The Celtics are only 4-5 ATS at home during this year's playoff run, but, more impressively, they have not dropped two consecutive games in the postseason. They are also 24-13 ATS this season off a loss, the third-best mark in the NBA. The Celtics opened as 3.5-point favorites and -160 on the moneyline at BetMGM, and the odds haven't budged off the opening numbers. Both teams have won by wide margins to start the series, and here is why I expect the home team to cover the small number in Boston.
Golden State Warriors at Boston Celtics (-3.5)
There were a few key takeaways from Sunday night's Game 2, but none was more significant than the Warriors' ability to produce 33 points off 19 Boston turnovers. It's an area the Celtics will undoubtedly have to clean up. The turnovers hurt the Celtics in several different ways. Along with allowing Golden State to bypass Boston's half-court defense and rack up easy buckets, they also led to some bad fouls in transition and early foul trouble. The Warriors set the tone with their physical play on defense, an area the Celtics should have no problem matching In Game 3 with an electrifying crowd backing them.
Boston has been able to bounce back so often this season mainly due to coach Ime Udoka's ability to make adjustments and reinforce the importance of ball movement within the offense. The most significant difference between the two teams is Golden State's lack of two-way players. Boston's desire to exploit certain mismatches lured the Celtics back into playing isolation instead of driving, kicking and utilizing all five players on the floor. As a result, the off-ball movement decreased dramatically, causing the Celtics' ball-handlers (mostly Jayson Tatum) to get trapped and settle for poor shots in the paint. Eliminating turnovers isn't just a matter of discipline for the Celtics. It's a natural byproduct of doing the little things that made them the best team in the NBA during the second half of the season.

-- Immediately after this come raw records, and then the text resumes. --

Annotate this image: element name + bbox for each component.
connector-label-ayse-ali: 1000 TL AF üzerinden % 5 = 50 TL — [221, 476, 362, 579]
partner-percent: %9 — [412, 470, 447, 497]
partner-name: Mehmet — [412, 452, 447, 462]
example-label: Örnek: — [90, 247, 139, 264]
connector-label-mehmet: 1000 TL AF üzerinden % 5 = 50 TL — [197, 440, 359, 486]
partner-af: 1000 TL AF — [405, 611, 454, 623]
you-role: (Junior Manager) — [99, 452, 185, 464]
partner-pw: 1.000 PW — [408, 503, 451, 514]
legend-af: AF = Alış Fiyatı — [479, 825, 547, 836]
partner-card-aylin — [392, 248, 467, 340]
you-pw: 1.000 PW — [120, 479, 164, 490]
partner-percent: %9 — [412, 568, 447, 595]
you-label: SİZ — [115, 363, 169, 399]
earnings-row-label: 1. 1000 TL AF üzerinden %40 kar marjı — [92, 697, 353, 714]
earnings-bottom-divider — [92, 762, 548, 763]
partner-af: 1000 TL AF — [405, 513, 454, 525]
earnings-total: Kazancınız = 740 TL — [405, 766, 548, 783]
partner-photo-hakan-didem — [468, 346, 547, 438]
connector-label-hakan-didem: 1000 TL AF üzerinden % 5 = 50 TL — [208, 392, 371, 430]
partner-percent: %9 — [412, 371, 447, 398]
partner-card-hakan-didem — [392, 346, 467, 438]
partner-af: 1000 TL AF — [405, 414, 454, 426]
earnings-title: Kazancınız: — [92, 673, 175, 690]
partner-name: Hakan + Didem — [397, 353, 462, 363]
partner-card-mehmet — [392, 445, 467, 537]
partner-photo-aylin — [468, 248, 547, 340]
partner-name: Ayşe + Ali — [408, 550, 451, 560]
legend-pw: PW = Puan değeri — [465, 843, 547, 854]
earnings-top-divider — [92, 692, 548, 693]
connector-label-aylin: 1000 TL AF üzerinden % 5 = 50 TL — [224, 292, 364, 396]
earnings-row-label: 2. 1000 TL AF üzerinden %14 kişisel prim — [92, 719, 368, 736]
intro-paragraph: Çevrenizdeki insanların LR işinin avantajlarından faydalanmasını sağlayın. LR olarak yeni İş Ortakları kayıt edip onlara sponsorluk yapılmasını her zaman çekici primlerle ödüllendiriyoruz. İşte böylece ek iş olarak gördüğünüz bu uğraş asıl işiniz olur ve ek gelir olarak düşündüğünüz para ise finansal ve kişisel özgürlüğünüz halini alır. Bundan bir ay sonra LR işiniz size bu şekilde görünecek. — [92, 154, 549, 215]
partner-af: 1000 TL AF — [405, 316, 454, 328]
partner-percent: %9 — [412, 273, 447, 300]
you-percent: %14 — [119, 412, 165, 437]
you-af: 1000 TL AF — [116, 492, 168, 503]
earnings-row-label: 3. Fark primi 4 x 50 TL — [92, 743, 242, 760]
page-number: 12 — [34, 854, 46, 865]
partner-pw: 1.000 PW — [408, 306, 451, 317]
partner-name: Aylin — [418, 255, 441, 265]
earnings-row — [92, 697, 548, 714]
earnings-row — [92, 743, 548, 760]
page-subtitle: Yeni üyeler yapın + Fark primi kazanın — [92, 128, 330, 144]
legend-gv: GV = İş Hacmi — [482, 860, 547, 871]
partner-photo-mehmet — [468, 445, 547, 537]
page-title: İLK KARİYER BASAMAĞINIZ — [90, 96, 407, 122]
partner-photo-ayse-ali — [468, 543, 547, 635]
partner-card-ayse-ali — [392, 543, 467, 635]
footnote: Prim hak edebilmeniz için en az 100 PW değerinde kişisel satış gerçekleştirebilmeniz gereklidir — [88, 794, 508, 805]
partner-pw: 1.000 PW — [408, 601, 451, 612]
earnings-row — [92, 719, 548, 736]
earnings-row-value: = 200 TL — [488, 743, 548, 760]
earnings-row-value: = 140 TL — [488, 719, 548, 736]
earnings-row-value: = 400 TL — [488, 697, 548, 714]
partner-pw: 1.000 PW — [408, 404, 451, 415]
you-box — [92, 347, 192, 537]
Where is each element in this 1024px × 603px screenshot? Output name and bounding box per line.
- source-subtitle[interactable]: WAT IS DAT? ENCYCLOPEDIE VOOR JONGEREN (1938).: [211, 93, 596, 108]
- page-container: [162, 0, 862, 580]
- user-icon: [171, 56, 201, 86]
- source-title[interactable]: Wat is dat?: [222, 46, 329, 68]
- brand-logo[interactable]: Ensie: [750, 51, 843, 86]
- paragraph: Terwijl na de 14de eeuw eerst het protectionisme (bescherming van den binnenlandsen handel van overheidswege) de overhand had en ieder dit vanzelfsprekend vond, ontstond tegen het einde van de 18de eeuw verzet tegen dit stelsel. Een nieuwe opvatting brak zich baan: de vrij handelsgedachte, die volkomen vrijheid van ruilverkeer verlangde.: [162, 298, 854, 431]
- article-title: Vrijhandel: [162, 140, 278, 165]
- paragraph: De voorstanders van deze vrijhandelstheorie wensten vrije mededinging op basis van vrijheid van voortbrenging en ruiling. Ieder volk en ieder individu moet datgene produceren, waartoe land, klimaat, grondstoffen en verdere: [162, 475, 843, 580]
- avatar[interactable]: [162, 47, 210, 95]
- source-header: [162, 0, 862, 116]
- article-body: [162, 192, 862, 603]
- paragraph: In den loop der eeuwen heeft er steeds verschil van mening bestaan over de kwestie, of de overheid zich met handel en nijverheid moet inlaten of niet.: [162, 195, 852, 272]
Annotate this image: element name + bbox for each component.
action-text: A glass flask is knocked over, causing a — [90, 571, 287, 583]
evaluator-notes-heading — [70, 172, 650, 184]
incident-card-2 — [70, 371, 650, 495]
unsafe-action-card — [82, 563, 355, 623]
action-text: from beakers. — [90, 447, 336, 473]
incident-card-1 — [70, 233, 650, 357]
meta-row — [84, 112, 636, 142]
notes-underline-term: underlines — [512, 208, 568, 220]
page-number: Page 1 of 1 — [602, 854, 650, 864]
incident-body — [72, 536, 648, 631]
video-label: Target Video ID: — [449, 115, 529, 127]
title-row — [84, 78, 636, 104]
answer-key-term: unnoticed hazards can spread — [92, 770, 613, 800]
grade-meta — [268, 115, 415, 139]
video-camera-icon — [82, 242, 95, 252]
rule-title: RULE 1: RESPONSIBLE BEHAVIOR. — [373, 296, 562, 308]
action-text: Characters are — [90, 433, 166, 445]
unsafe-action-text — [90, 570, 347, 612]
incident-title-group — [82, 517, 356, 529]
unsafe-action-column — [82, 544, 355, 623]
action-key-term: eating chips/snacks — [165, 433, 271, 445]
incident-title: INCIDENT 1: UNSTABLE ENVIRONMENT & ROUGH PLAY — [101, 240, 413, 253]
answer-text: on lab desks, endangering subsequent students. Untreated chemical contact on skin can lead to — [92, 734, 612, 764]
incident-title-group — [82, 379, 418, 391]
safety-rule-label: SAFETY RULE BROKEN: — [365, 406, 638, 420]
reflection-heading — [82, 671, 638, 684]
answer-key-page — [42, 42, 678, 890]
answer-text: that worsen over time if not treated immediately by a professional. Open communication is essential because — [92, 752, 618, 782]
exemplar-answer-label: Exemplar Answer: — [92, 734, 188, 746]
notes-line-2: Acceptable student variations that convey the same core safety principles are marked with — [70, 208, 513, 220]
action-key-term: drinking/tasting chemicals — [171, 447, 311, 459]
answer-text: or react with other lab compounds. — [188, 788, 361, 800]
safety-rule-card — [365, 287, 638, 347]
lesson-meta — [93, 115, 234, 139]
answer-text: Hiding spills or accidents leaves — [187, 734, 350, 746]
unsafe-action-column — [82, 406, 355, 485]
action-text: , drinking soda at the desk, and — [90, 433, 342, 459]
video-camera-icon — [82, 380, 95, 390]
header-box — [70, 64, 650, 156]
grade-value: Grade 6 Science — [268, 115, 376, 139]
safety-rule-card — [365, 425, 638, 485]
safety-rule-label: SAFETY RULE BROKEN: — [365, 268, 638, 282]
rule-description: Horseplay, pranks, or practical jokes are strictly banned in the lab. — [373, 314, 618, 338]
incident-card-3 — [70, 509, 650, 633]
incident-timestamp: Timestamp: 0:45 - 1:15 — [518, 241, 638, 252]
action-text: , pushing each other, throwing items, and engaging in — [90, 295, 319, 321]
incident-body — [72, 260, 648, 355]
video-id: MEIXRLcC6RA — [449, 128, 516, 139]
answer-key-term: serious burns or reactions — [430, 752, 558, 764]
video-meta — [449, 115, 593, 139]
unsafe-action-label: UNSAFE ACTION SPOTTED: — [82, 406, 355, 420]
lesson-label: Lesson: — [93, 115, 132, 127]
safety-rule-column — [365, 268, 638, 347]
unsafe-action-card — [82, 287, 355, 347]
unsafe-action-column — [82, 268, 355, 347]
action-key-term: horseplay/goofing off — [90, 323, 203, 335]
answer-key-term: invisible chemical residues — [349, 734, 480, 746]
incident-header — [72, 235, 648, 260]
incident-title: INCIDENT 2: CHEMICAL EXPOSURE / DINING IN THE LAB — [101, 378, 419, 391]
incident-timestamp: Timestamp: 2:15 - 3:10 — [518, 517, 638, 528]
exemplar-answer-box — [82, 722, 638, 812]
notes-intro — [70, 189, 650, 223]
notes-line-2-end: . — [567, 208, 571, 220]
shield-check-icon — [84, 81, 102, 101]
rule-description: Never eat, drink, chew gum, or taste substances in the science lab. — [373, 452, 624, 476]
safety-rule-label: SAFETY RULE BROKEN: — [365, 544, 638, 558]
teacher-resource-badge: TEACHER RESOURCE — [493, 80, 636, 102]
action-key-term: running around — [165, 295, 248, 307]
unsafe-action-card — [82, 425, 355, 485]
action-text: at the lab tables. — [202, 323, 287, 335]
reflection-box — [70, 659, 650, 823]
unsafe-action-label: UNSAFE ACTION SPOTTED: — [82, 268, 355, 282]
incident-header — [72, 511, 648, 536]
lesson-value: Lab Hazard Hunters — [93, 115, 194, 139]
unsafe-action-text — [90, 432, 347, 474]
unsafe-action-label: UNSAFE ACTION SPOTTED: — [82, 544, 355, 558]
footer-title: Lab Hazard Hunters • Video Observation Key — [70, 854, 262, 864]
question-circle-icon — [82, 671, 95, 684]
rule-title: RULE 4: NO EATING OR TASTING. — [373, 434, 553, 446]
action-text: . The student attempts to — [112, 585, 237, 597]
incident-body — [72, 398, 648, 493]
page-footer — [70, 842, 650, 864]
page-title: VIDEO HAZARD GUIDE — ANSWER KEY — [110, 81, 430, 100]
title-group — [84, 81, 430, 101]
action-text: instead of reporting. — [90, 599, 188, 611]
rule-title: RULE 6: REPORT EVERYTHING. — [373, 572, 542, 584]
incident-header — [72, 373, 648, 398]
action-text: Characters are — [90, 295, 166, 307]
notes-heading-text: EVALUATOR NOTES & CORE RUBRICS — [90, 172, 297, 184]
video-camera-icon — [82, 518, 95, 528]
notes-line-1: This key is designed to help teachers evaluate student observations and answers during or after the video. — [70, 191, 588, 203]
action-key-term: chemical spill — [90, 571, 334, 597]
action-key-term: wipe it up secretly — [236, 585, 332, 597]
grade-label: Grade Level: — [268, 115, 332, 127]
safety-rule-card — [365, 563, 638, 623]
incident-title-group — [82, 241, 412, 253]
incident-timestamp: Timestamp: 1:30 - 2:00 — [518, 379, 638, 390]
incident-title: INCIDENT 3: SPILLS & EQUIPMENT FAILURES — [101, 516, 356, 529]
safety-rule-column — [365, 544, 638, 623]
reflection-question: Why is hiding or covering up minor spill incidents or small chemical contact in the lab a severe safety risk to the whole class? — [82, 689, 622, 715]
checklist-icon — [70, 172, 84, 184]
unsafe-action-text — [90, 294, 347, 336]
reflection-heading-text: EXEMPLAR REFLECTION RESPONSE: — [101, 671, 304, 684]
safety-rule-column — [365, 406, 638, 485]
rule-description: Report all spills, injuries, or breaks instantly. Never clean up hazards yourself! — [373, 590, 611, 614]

If Golden State commits to having Draymond Green bottle up Jaylen Brown, I am confident that we see Marcus Smart play a larger role in driving to the paint and initiating the ball movement that will be key to getting the offense back on track. The driving forces behind Boston's blowout loss Sunday night are correctable, and I am confident in Udoka getting his team prepared to take back the series. On Monday, I detailed why I was surprised to see the Celtics move to the underdog role despite earning home court in Golden State. I am betting the better team stops beating itself, and Boston covers with a big win to take a 2-1 series lead.